Agreement to Allocate Legal Responsibility for Compliance with Proposition 65 to Buyers
The following terms and conditions are incorporated into the terms and conditions of sale for all products sold by AccuTec Blades, Inc. (“SELLER”) to your respective company (“BUYER”).
SELLER hereby informs BUYER that the following goods contain chemicals on the list maintained by the Office of Environmental Health Hazard Assessment (“OEHHA”), which are known to cause cancer or birth defects–or other reproductive harm.
The chemicals identified above have been identified consistent with generally accepted testing protocols for similarly situated manufacturers. The chemicals identified above are subject to change from time to time and, therefore, BUYER agrees to review such list periodically to ensure it has the most current version.

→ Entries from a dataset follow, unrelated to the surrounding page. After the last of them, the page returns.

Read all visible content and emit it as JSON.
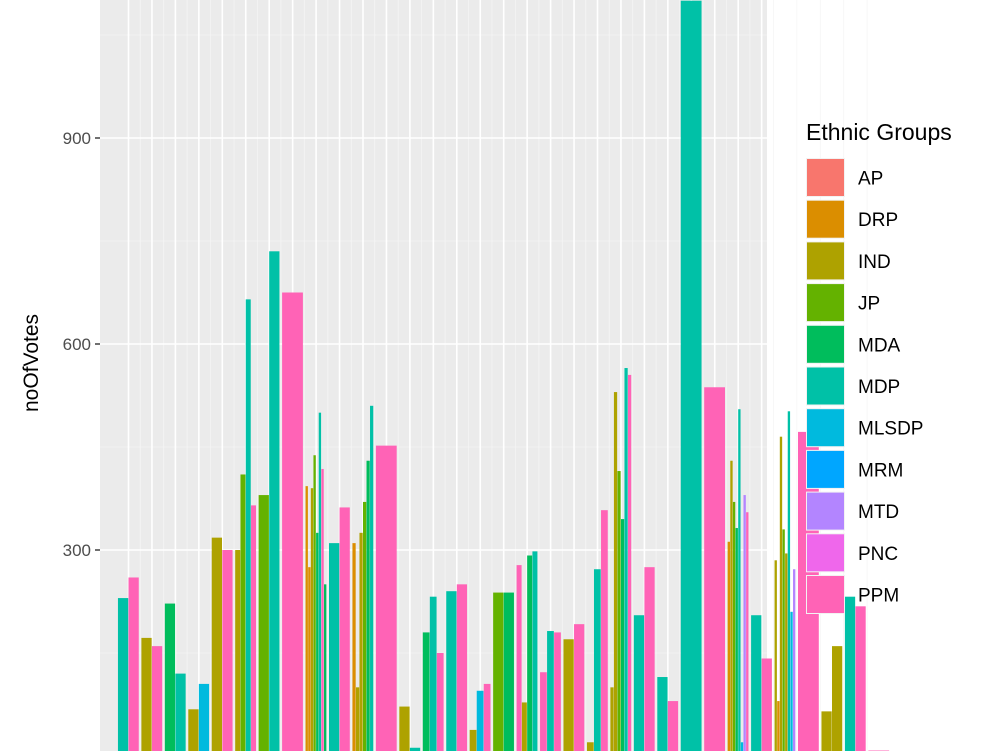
{
  "chart_data": {
    "type": "bar",
    "ylabel": "noOfVotes",
    "ylim": [
      -5,
      1100
    ],
    "yticks": [
      300,
      600,
      900
    ],
    "grid": true,
    "legend": {
      "title": "Ethnic Groups",
      "position": "right",
      "entries": [
        {
          "name": "AP",
          "color": "#F8766D"
        },
        {
          "name": "DRP",
          "color": "#DB8E00"
        },
        {
          "name": "IND",
          "color": "#AEA200"
        },
        {
          "name": "JP",
          "color": "#64B200"
        },
        {
          "name": "MDA",
          "color": "#00BD5C"
        },
        {
          "name": "MDP",
          "color": "#00C1A7"
        },
        {
          "name": "MLSDP",
          "color": "#00BADE"
        },
        {
          "name": "MRM",
          "color": "#00A6FF"
        },
        {
          "name": "MTD",
          "color": "#B385FF"
        },
        {
          "name": "PNC",
          "color": "#EF67EB"
        },
        {
          "name": "PPM",
          "color": "#FF63B6"
        }
      ]
    },
    "bars": [
      {
        "group": 1,
        "slot": 0,
        "of": 2,
        "party": "MDP",
        "value": 230
      },
      {
        "group": 1,
        "slot": 1,
        "of": 2,
        "party": "PPM",
        "value": 260
      },
      {
        "group": 2,
        "slot": 0,
        "of": 2,
        "party": "IND",
        "value": 172
      },
      {
        "group": 2,
        "slot": 1,
        "of": 2,
        "party": "PPM",
        "value": 160
      },
      {
        "group": 3,
        "slot": 0,
        "of": 2,
        "party": "MDA",
        "value": 222
      },
      {
        "group": 3,
        "slot": 1,
        "of": 2,
        "party": "MDP",
        "value": 120
      },
      {
        "group": 4,
        "slot": 0,
        "of": 2,
        "party": "IND",
        "value": 68
      },
      {
        "group": 4,
        "slot": 1,
        "of": 2,
        "party": "MLSDP",
        "value": 105
      },
      {
        "group": 5,
        "slot": 0,
        "of": 2,
        "party": "IND",
        "value": 318
      },
      {
        "group": 5,
        "slot": 1,
        "of": 2,
        "party": "PPM",
        "value": 300
      },
      {
        "group": 6,
        "slot": 0,
        "of": 4,
        "party": "IND",
        "value": 300
      },
      {
        "group": 6,
        "slot": 1,
        "of": 4,
        "party": "JP",
        "value": 410
      },
      {
        "group": 6,
        "slot": 2,
        "of": 4,
        "party": "MDP",
        "value": 665
      },
      {
        "group": 6,
        "slot": 3,
        "of": 4,
        "party": "PPM",
        "value": 365
      },
      {
        "group": 7,
        "slot": 0,
        "of": 2,
        "party": "JP",
        "value": 380
      },
      {
        "group": 7,
        "slot": 1,
        "of": 2,
        "party": "MDP",
        "value": 735
      },
      {
        "group": 8,
        "slot": 0,
        "of": 1,
        "party": "PPM",
        "value": 675
      },
      {
        "group": 9,
        "slot": 0,
        "of": 8,
        "party": "DRP",
        "value": 393
      },
      {
        "group": 9,
        "slot": 1,
        "of": 8,
        "party": "DRP",
        "value": 275
      },
      {
        "group": 9,
        "slot": 2,
        "of": 8,
        "party": "IND",
        "value": 390
      },
      {
        "group": 9,
        "slot": 3,
        "of": 8,
        "party": "JP",
        "value": 438
      },
      {
        "group": 9,
        "slot": 4,
        "of": 8,
        "party": "MDA",
        "value": 325
      },
      {
        "group": 9,
        "slot": 5,
        "of": 8,
        "party": "MDP",
        "value": 500
      },
      {
        "group": 9,
        "slot": 6,
        "of": 8,
        "party": "PPM",
        "value": 418
      },
      {
        "group": 9,
        "slot": 7,
        "of": 8,
        "party": "MDA",
        "value": 250
      },
      {
        "group": 10,
        "slot": 0,
        "of": 2,
        "party": "MDP",
        "value": 310
      },
      {
        "group": 10,
        "slot": 1,
        "of": 2,
        "party": "PPM",
        "value": 362
      },
      {
        "group": 11,
        "slot": 0,
        "of": 6,
        "party": "DRP",
        "value": 310
      },
      {
        "group": 11,
        "slot": 1,
        "of": 6,
        "party": "IND",
        "value": 100
      },
      {
        "group": 11,
        "slot": 2,
        "of": 6,
        "party": "IND",
        "value": 325
      },
      {
        "group": 11,
        "slot": 3,
        "of": 6,
        "party": "JP",
        "value": 370
      },
      {
        "group": 11,
        "slot": 4,
        "of": 6,
        "party": "MDA",
        "value": 430
      },
      {
        "group": 11,
        "slot": 5,
        "of": 6,
        "party": "MDP",
        "value": 510
      },
      {
        "group": 12,
        "slot": 0,
        "of": 1,
        "party": "PPM",
        "value": 452
      },
      {
        "group": 13,
        "slot": 0,
        "of": 2,
        "party": "IND",
        "value": 72
      },
      {
        "group": 13,
        "slot": 1,
        "of": 2,
        "party": "MDP",
        "value": 12
      },
      {
        "group": 14,
        "slot": 0,
        "of": 3,
        "party": "MDA",
        "value": 180
      },
      {
        "group": 14,
        "slot": 1,
        "of": 3,
        "party": "MDP",
        "value": 232
      },
      {
        "group": 14,
        "slot": 2,
        "of": 3,
        "party": "PPM",
        "value": 150
      },
      {
        "group": 15,
        "slot": 0,
        "of": 2,
        "party": "MDP",
        "value": 240
      },
      {
        "group": 15,
        "slot": 1,
        "of": 2,
        "party": "PPM",
        "value": 250
      },
      {
        "group": 16,
        "slot": 0,
        "of": 3,
        "party": "IND",
        "value": 38
      },
      {
        "group": 16,
        "slot": 1,
        "of": 3,
        "party": "MLSDP",
        "value": 95
      },
      {
        "group": 16,
        "slot": 2,
        "of": 3,
        "party": "PPM",
        "value": 105
      },
      {
        "group": 17,
        "slot": 0,
        "of": 2,
        "party": "JP",
        "value": 238
      },
      {
        "group": 17,
        "slot": 1,
        "of": 2,
        "party": "MDA",
        "value": 238
      },
      {
        "group": 18,
        "slot": 0,
        "of": 4,
        "party": "PPM",
        "value": 278
      },
      {
        "group": 18,
        "slot": 1,
        "of": 4,
        "party": "IND",
        "value": 78
      },
      {
        "group": 18,
        "slot": 2,
        "of": 4,
        "party": "MDA",
        "value": 292
      },
      {
        "group": 18,
        "slot": 3,
        "of": 4,
        "party": "MDP",
        "value": 298
      },
      {
        "group": 19,
        "slot": 0,
        "of": 3,
        "party": "PPM",
        "value": 122
      },
      {
        "group": 19,
        "slot": 1,
        "of": 3,
        "party": "MDP",
        "value": 182
      },
      {
        "group": 19,
        "slot": 2,
        "of": 3,
        "party": "PPM",
        "value": 180
      },
      {
        "group": 20,
        "slot": 0,
        "of": 2,
        "party": "IND",
        "value": 170
      },
      {
        "group": 20,
        "slot": 1,
        "of": 2,
        "party": "PPM",
        "value": 192
      },
      {
        "group": 21,
        "slot": 0,
        "of": 3,
        "party": "IND",
        "value": 20
      },
      {
        "group": 21,
        "slot": 1,
        "of": 3,
        "party": "MDP",
        "value": 272
      },
      {
        "group": 21,
        "slot": 2,
        "of": 3,
        "party": "PPM",
        "value": 358
      },
      {
        "group": 22,
        "slot": 0,
        "of": 6,
        "party": "IND",
        "value": 100
      },
      {
        "group": 22,
        "slot": 1,
        "of": 6,
        "party": "IND",
        "value": 530
      },
      {
        "group": 22,
        "slot": 2,
        "of": 6,
        "party": "JP",
        "value": 415
      },
      {
        "group": 22,
        "slot": 3,
        "of": 6,
        "party": "MDA",
        "value": 345
      },
      {
        "group": 22,
        "slot": 4,
        "of": 6,
        "party": "MDP",
        "value": 565
      },
      {
        "group": 22,
        "slot": 5,
        "of": 6,
        "party": "PPM",
        "value": 555
      },
      {
        "group": 23,
        "slot": 0,
        "of": 2,
        "party": "MDP",
        "value": 205
      },
      {
        "group": 23,
        "slot": 1,
        "of": 2,
        "party": "PPM",
        "value": 275
      },
      {
        "group": 24,
        "slot": 0,
        "of": 2,
        "party": "MDP",
        "value": 115
      },
      {
        "group": 24,
        "slot": 1,
        "of": 2,
        "party": "PPM",
        "value": 80
      },
      {
        "group": 25,
        "slot": 0,
        "of": 1,
        "party": "MDP",
        "value": 1100
      },
      {
        "group": 26,
        "slot": 0,
        "of": 1,
        "party": "PPM",
        "value": 537
      },
      {
        "group": 27,
        "slot": 0,
        "of": 8,
        "party": "DRP",
        "value": 312
      },
      {
        "group": 27,
        "slot": 1,
        "of": 8,
        "party": "IND",
        "value": 430
      },
      {
        "group": 27,
        "slot": 2,
        "of": 8,
        "party": "JP",
        "value": 370
      },
      {
        "group": 27,
        "slot": 3,
        "of": 8,
        "party": "MDA",
        "value": 332
      },
      {
        "group": 27,
        "slot": 4,
        "of": 8,
        "party": "MDP",
        "value": 505
      },
      {
        "group": 27,
        "slot": 5,
        "of": 8,
        "party": "MLSDP",
        "value": 20
      },
      {
        "group": 27,
        "slot": 6,
        "of": 8,
        "party": "MTD",
        "value": 380
      },
      {
        "group": 27,
        "slot": 7,
        "of": 8,
        "party": "PPM",
        "value": 355
      },
      {
        "group": 28,
        "slot": 0,
        "of": 2,
        "party": "MDP",
        "value": 205
      },
      {
        "group": 28,
        "slot": 1,
        "of": 2,
        "party": "PPM",
        "value": 142
      },
      {
        "group": 29,
        "slot": 0,
        "of": 8,
        "party": "IND",
        "value": 285
      },
      {
        "group": 29,
        "slot": 1,
        "of": 8,
        "party": "DRP",
        "value": 80
      },
      {
        "group": 29,
        "slot": 2,
        "of": 8,
        "party": "IND",
        "value": 465
      },
      {
        "group": 29,
        "slot": 3,
        "of": 8,
        "party": "JP",
        "value": 330
      },
      {
        "group": 29,
        "slot": 4,
        "of": 8,
        "party": "IND",
        "value": 295
      },
      {
        "group": 29,
        "slot": 5,
        "of": 8,
        "party": "MDP",
        "value": 502
      },
      {
        "group": 29,
        "slot": 6,
        "of": 8,
        "party": "MLSDP",
        "value": 210
      },
      {
        "group": 29,
        "slot": 7,
        "of": 8,
        "party": "MTD",
        "value": 272
      },
      {
        "group": 30,
        "slot": 0,
        "of": 1,
        "party": "PPM",
        "value": 472
      },
      {
        "group": 31,
        "slot": 0,
        "of": 2,
        "party": "IND",
        "value": 65
      },
      {
        "group": 31,
        "slot": 1,
        "of": 2,
        "party": "IND",
        "value": 160
      },
      {
        "group": 32,
        "slot": 0,
        "of": 2,
        "party": "MDP",
        "value": 232
      },
      {
        "group": 32,
        "slot": 1,
        "of": 2,
        "party": "PPM",
        "value": 218
      },
      {
        "group": 33,
        "slot": 0,
        "of": 1,
        "party": "PPM",
        "value": 8
      }
    ]
  }
}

By entering into any sales transaction with SELLER, BUYER expressly agrees to ensure compliance with all requirements of the Safe Drinking Water and Toxic Enforcement Act of 1986, Cal. Health & Safety Code Section 25249.5, et seq. (hereafter “Proposition 65”), including without limitation Section 25249.6, as amended, with regard to any goods that are the subject of this purchase order to the extent such goods (i) are identified above as goods that require Proposition 65 compliance (“Proposition 65 Goods”) and (ii) are subsequently sold, resold, transferred, conveyed, disseminated, or otherwise distributed in any manner that invokes Proposition 65.

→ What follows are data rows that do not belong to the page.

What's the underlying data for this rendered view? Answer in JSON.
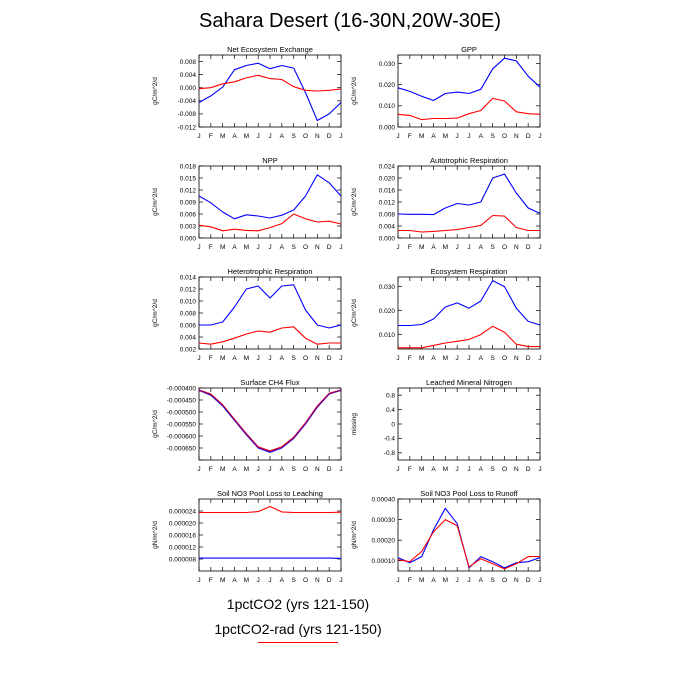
{
  "title": "Sahara Desert (16-30N,20W-30E)",
  "month_labels": [
    "J",
    "F",
    "M",
    "A",
    "M",
    "J",
    "J",
    "A",
    "S",
    "O",
    "N",
    "D",
    "J"
  ],
  "legend": [
    {
      "label": "1pctCO2 (yrs 121-150)",
      "color": "#0000ff"
    },
    {
      "label": "1pctCO2-rad (yrs 121-150)",
      "color": "#ff0000"
    }
  ],
  "chart_data": [
    {
      "type": "line",
      "title": "Net Ecosystem Exchange",
      "ylabel": "gC/m^2/d",
      "ylim": [
        -0.012,
        0.01
      ],
      "yticks": [
        -0.012,
        -0.008,
        -0.004,
        0.0,
        0.004,
        0.008
      ],
      "ytick_labels": [
        "-0.012",
        "-0.008",
        "-0.004",
        "0.000",
        "0.004",
        "0.008"
      ],
      "series": [
        {
          "color": "#0000ff",
          "values": [
            -0.0045,
            -0.0025,
            0.0002,
            0.0055,
            0.0068,
            0.0075,
            0.0058,
            0.0068,
            0.006,
            -0.0015,
            -0.01,
            -0.008,
            -0.0045
          ]
        },
        {
          "color": "#ff0000",
          "values": [
            -0.0003,
            0.0,
            0.0012,
            0.0018,
            0.003,
            0.0038,
            0.0028,
            0.0025,
            0.0003,
            -0.0008,
            -0.001,
            -0.0008,
            -0.0004
          ]
        }
      ]
    },
    {
      "type": "line",
      "title": "GPP",
      "ylabel": "gC/m^2/d",
      "ylim": [
        0.0,
        0.034
      ],
      "yticks": [
        0.0,
        0.01,
        0.02,
        0.03
      ],
      "ytick_labels": [
        "0.000",
        "0.010",
        "0.020",
        "0.030"
      ],
      "series": [
        {
          "color": "#0000ff",
          "values": [
            0.0185,
            0.0168,
            0.0145,
            0.0125,
            0.0158,
            0.0165,
            0.0158,
            0.0178,
            0.0275,
            0.0325,
            0.0312,
            0.024,
            0.0188
          ]
        },
        {
          "color": "#ff0000",
          "values": [
            0.006,
            0.0055,
            0.0035,
            0.004,
            0.004,
            0.0042,
            0.0063,
            0.0078,
            0.0135,
            0.0123,
            0.0072,
            0.0063,
            0.006
          ]
        }
      ]
    },
    {
      "type": "line",
      "title": "NPP",
      "ylabel": "gC/m^2/d",
      "ylim": [
        0.0,
        0.018
      ],
      "yticks": [
        0.0,
        0.003,
        0.006,
        0.009,
        0.012,
        0.015,
        0.018
      ],
      "ytick_labels": [
        "0.000",
        "0.003",
        "0.006",
        "0.009",
        "0.012",
        "0.015",
        "0.018"
      ],
      "series": [
        {
          "color": "#0000ff",
          "values": [
            0.0105,
            0.0088,
            0.0065,
            0.0048,
            0.0058,
            0.0055,
            0.005,
            0.0057,
            0.007,
            0.0105,
            0.0158,
            0.0138,
            0.0105
          ]
        },
        {
          "color": "#ff0000",
          "values": [
            0.0032,
            0.0028,
            0.0018,
            0.0022,
            0.0019,
            0.0018,
            0.0026,
            0.0036,
            0.006,
            0.0048,
            0.004,
            0.0042,
            0.0035
          ]
        }
      ]
    },
    {
      "type": "line",
      "title": "Autotrophic Respiration",
      "ylabel": "gC/m^2/d",
      "ylim": [
        0.0,
        0.024
      ],
      "yticks": [
        0.0,
        0.004,
        0.008,
        0.012,
        0.016,
        0.02,
        0.024
      ],
      "ytick_labels": [
        "0.000",
        "0.004",
        "0.008",
        "0.012",
        "0.016",
        "0.020",
        "0.024"
      ],
      "series": [
        {
          "color": "#0000ff",
          "values": [
            0.008,
            0.0079,
            0.0079,
            0.0078,
            0.01,
            0.0115,
            0.011,
            0.012,
            0.02,
            0.0213,
            0.015,
            0.01,
            0.0082
          ]
        },
        {
          "color": "#ff0000",
          "values": [
            0.0025,
            0.0025,
            0.002,
            0.0022,
            0.0025,
            0.0028,
            0.0035,
            0.0042,
            0.0075,
            0.0073,
            0.0035,
            0.0025,
            0.0025
          ]
        }
      ]
    },
    {
      "type": "line",
      "title": "Heterotrophic Respiration",
      "ylabel": "gC/m^2/d",
      "ylim": [
        0.002,
        0.014
      ],
      "yticks": [
        0.002,
        0.004,
        0.006,
        0.008,
        0.01,
        0.012,
        0.014
      ],
      "ytick_labels": [
        "0.002",
        "0.004",
        "0.006",
        "0.008",
        "0.010",
        "0.012",
        "0.014"
      ],
      "series": [
        {
          "color": "#0000ff",
          "values": [
            0.006,
            0.006,
            0.0065,
            0.009,
            0.012,
            0.0125,
            0.0105,
            0.0125,
            0.0127,
            0.0085,
            0.006,
            0.0055,
            0.006
          ]
        },
        {
          "color": "#ff0000",
          "values": [
            0.003,
            0.0028,
            0.0032,
            0.0038,
            0.0045,
            0.005,
            0.0048,
            0.0055,
            0.0057,
            0.0038,
            0.0028,
            0.003,
            0.003
          ]
        }
      ]
    },
    {
      "type": "line",
      "title": "Ecosystem Respiration",
      "ylabel": "gC/m^2/d",
      "ylim": [
        0.004,
        0.034
      ],
      "yticks": [
        0.01,
        0.02,
        0.03
      ],
      "ytick_labels": [
        "0.010",
        "0.020",
        "0.030"
      ],
      "series": [
        {
          "color": "#0000ff",
          "values": [
            0.0138,
            0.0138,
            0.0142,
            0.0165,
            0.0215,
            0.0232,
            0.021,
            0.024,
            0.0325,
            0.03,
            0.021,
            0.0155,
            0.014
          ]
        },
        {
          "color": "#ff0000",
          "values": [
            0.0045,
            0.0045,
            0.0045,
            0.0055,
            0.0065,
            0.0072,
            0.008,
            0.01,
            0.0135,
            0.011,
            0.006,
            0.005,
            0.005
          ]
        }
      ]
    },
    {
      "type": "line",
      "title": "Surface CH4 Flux",
      "ylabel": "gC/m^2/d",
      "ylim": [
        -0.0007,
        -0.0004
      ],
      "yticks": [
        -0.0007,
        -0.00065,
        -0.0006,
        -0.00055,
        -0.0005,
        -0.00045,
        -0.0004
      ],
      "ytick_labels": [
        "",
        "-0.000650",
        "-0.000600",
        "-0.000550",
        "-0.000500",
        "-0.000450",
        "-0.000400"
      ],
      "series": [
        {
          "color": "#0000ff",
          "values": [
            -0.00041,
            -0.00043,
            -0.000475,
            -0.000535,
            -0.000595,
            -0.00065,
            -0.000668,
            -0.00065,
            -0.00061,
            -0.00055,
            -0.00048,
            -0.000425,
            -0.00041
          ]
        },
        {
          "color": "#ff0000",
          "values": [
            -0.000408,
            -0.000425,
            -0.00047,
            -0.00053,
            -0.00059,
            -0.000645,
            -0.000662,
            -0.000645,
            -0.000605,
            -0.000545,
            -0.000475,
            -0.000422,
            -0.000408
          ]
        },
        {
          "color": "#800080",
          "values": [
            -0.000409,
            -0.000428,
            -0.000472,
            -0.000533,
            -0.000593,
            -0.000648,
            -0.000665,
            -0.000648,
            -0.000608,
            -0.000548,
            -0.000478,
            -0.000424,
            -0.000409
          ]
        }
      ]
    },
    {
      "type": "line",
      "title": "Leached Mineral Nitrogen",
      "ylabel": "missing",
      "ylim": [
        -1.0,
        1.0
      ],
      "yticks": [
        -0.8,
        -0.4,
        0.0,
        0.4,
        0.8
      ],
      "ytick_labels": [
        "-0.8",
        "-0.4",
        "0",
        "0.4",
        "0.8"
      ],
      "series": []
    },
    {
      "type": "line",
      "title": "Soil NO3 Pool Loss to Leaching",
      "ylabel": "gN/m^2/d",
      "ylim": [
        4e-06,
        2.8e-05
      ],
      "yticks": [
        8e-06,
        1.2e-05,
        1.6e-05,
        2e-05,
        2.4e-05
      ],
      "ytick_labels": [
        "0.000008",
        "0.000012",
        "0.000016",
        "0.000020",
        "0.000024"
      ],
      "series": [
        {
          "color": "#ff0000",
          "values": [
            2.35e-05,
            2.35e-05,
            2.35e-05,
            2.35e-05,
            2.35e-05,
            2.38e-05,
            2.55e-05,
            2.37e-05,
            2.35e-05,
            2.35e-05,
            2.35e-05,
            2.35e-05,
            2.36e-05
          ]
        },
        {
          "color": "#0000ff",
          "values": [
            8.3e-06,
            8.3e-06,
            8.3e-06,
            8.3e-06,
            8.3e-06,
            8.3e-06,
            8.3e-06,
            8.3e-06,
            8.3e-06,
            8.3e-06,
            8.3e-06,
            8.3e-06,
            8.2e-06
          ]
        }
      ]
    },
    {
      "type": "line",
      "title": "Soil NO3 Pool Loss to Runoff",
      "ylabel": "gN/m^2/d",
      "ylim": [
        5e-05,
        0.0004
      ],
      "yticks": [
        0.0001,
        0.0002,
        0.0003,
        0.0004
      ],
      "ytick_labels": [
        "0.00010",
        "0.00020",
        "0.00030",
        "0.00040"
      ],
      "series": [
        {
          "color": "#0000ff",
          "values": [
            0.000115,
            9e-05,
            0.00012,
            0.00025,
            0.000355,
            0.00028,
            6.5e-05,
            0.00012,
            9.5e-05,
            6.5e-05,
            9e-05,
            9.5e-05,
            0.000115
          ]
        },
        {
          "color": "#ff0000",
          "values": [
            0.000105,
            9.5e-05,
            0.000145,
            0.00024,
            0.0003,
            0.00027,
            7e-05,
            0.00011,
            8.5e-05,
            6e-05,
            8.5e-05,
            0.00012,
            0.00012
          ]
        }
      ]
    }
  ]
}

BUYER further acknowledges and agrees that SELLER is invoking the rights, privileges, and protections afforded by Section 25600.2(i) of Proposition 65, which allows for reallocating the legal responsibility for providing consumer product warnings mandated by Proposition 65 to the “Retail Seller” as defined by Title 27 CCR 25600.1(l). The parties agree that the terms set forth herein shall constitute a written agreement as contemplated by Section 25600.2(i); that the result of such agreement shall be to reallocate any and all legal responsibility for complying with Proposition 65 to BUYER; and that the parties shall be bound by the written agreement contained herein.

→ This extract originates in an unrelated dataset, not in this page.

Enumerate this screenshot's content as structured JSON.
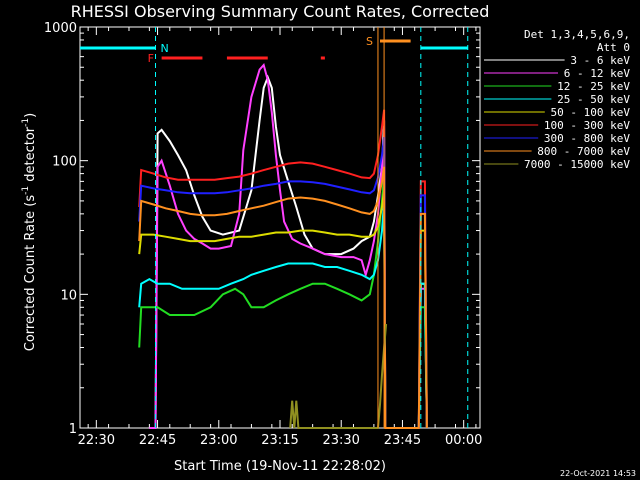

BUYER further agrees that, to the extent it sells, transfers, or otherwise conveys any Proposition 65 Goods to a subsequent “downstream” recipient or buyer, which includes without limitation a co-manufacturer, producer, packager, importer, exporter, supplier or distributor (hereafter “Downstream Recipient”), with or without the understanding or knowledge that such Downstream Recipient may or will sell, resell, transfer, convey, disseminate or otherwise distribute such goods (regardless of whether such goods remain in their original form or are otherwise modified in any way) to another Downstream Recipient, BUYER shall take all necessary steps to ensure that all Downstream Recipients agree to (i) be bound by the terms hereof (or similar terms that would require such Downstream Recipients to comply with the requirements of Proposition 65); (ii) bind their respective buyers similarly; and (iii) comply with all requirements of Proposition 65 with regard to any Proposition 65 Goods. As such, BUYER agrees to incorporate the terms hereof (or language of similar effect) into its terms and conditions of sale through each and every level of sale to ensure that every subsequent Downstream Recipient is bound to its respective seller(s) to comply with all requirements of Proposition 65 with regard to any Proposition 65 Goods. BUYER further agrees that it shall mandate third-party beneficiary status of every level of the sale of the Proposition 65 Goods to and including sale of any consumer product by any Retail Seller. Every subsequent sale or transfer of a Proposition 65 Good must explicitly inform the next buyer that the purchase transaction shifts Proposition 65 responsibility and liability to such buyer as authorized by Title 27 CCR Section 25600.2(i) and obtain such buyer’s explicit written acknowledgement of the same.
Breach of the obligations hereunder by any party to the transaction shall require the breaching party to indemnify, defend, and hold the non-breaching parties harmless for any and all loss, costs, attorneys’ fees, claims, expenses, damages, or causes of action caused by the breach.
The foregoing terms and conditions are incorporated into the terms and conditions of sale for all products sold by SELLER to BUYER, as stated on AccuTec Blades Inc Invoices. To the extent the foregoing terms and conditions conflict with those set forth in Paragraph 12 as stated on AccuTec Blades Inc Invoices, the foregoing terms and conditions shall be controlling and binding upon BUYER.